The budget also “increases funding for energy development on public lands and in federal waters but decreases funding for safety enforcement and prioritizes energy dominance over the protection of our national parks and their wildlife, and clean air and water,” said the nonprofit National Parks Conservation Association.
“President Trump’s proposed budget is yet another example of the lack of understanding this administration has about the importance and significance of our national parks and public lands,” said Theresa Pierno, the conservation association's president and CEO. “The administration is proposing to gut the National Park Service’s budget by $481 million, which would cut hundreds of ranger jobs as parks continue to experience record visitation. The budget also proposes severely slashing funding for EPA programs that protect the air we breathe and water we drink. This onslaught of budget cuts only compounds challenges already facing our parks and public lands. Yet the administration is determined to increase funding by the billions for a controversial border wall that will block wildlife migration, disrupt water flow and destroy delicate park ecosystems.”
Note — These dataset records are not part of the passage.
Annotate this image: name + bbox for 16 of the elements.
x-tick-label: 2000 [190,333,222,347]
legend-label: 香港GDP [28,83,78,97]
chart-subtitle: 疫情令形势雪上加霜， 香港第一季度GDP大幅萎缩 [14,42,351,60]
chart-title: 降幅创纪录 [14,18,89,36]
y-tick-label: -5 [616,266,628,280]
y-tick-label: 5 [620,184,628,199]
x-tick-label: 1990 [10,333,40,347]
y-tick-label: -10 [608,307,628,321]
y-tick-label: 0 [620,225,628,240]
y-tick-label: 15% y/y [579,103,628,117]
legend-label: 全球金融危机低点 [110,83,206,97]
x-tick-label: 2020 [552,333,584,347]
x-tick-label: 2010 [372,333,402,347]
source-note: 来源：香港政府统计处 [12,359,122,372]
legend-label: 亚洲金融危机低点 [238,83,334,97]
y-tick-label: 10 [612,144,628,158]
The AAAS argued that the overall cuts in science R&D are actually steeper than they look because “of the lack of timely appropriations” for fiscal 2019, which forced the White House to rely on “placeholders” for agencies such as NASA and Agriculture. Its analysts called the R&D cuts “the toughest… in decades.”
The Union of Concerned Scientists highlighted the proposed elimination of the EPA’s Global Climate Change Research Office and the proposed cuts of nearly 50 percent at Interior’s Climate Adaptation Science Center. “The president’s budget signals a clear antipathy towards action on climate change, with a host of cuts to climate research, adaptation, and even energy efficiency and renewable energy,” wrote Executive Director Kathleen Best. “You be the judge. Would President Trump’s budget result in a better America? Better for the health, safety, and livelihoods of the American people? Or perhaps it’s simply better for a select group of special friends and special interests.”